I later regretted acquiescing to their importunity. The Masters programme was to last an academic session. But it took many more years to accomplish. While at it, my daughter caught a flight for the United Kingdom and returned twelve months later armed with a Masters degree in her area of specialization. Not only that, my son who was a Unizik undergraduate soon left with a science degree. Beside myself with indignation, I vowed to expose the morass that had forced us into dawdling for years for an MA in English. I mobilized fellow journalists for muckraking, only for us to hit outcomes that left everyone pleasantly surprised. We found that what had happened to my course mates was no more than an unfortunate blip, an aberration. We found that Nnamdi Azikiwe University, especially the Arts Faculty that we had specifically targeted, was acquitting itself creditably in terms of its raison d’être. Academic sessions were progressing with the efficiency of a chronometer. Following our eventual graduation, some of my course mates registered for doctoral work in the same English Department. Upon the invitation to be here today, I did a onceover of the Arts Faculty. My findings were exhilarating.
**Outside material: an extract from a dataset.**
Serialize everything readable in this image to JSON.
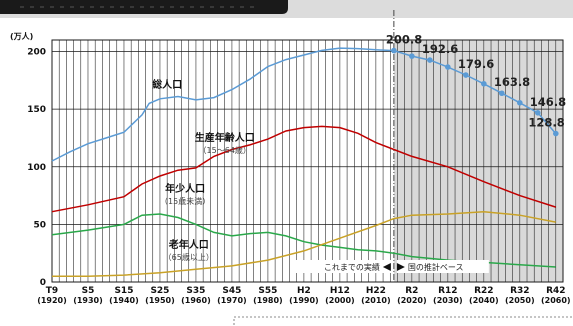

I found that the Faculty has 10 solidly established Departments, thus:
- English Language and Literature.
- History and International Studies.
- Igbo, African and Asian Studies.
- Modern European Languages.
- Religion and Human Relations.
- Philosophy, and
- Theatre and Film Studies.
Further, since the inception of the university in 1991, the Arts Faculty has graduated some 4,189 students that undertook regular studies and 748 that underwent Part-time programmes. The Faculty has awarded 271 doctorate degrees, 816 Masters degrees and 36 Postgraduate diplomas. It currently has under tutelage some 2,611 regular students, 451 Part-time students in undergraduate work, and a total of 485 students pursuing postgraduate diplomas and MA and PhD degrees. In my book, this distinction is stunning. As someone who prefers to learn from the titans, I had no option but to say a resounding yes when the invitation came for me to share my thoughts with you. That is the Allure of the Humanities.
I thank you for your time.
- Chuks Iloegbunam delivered this lecure on the occasion of the 2018 Grand Alumni/Friends Homecoming of the Faculty of Arts, Nnamdi Azikiwe University, Awka, on April 26, 2018.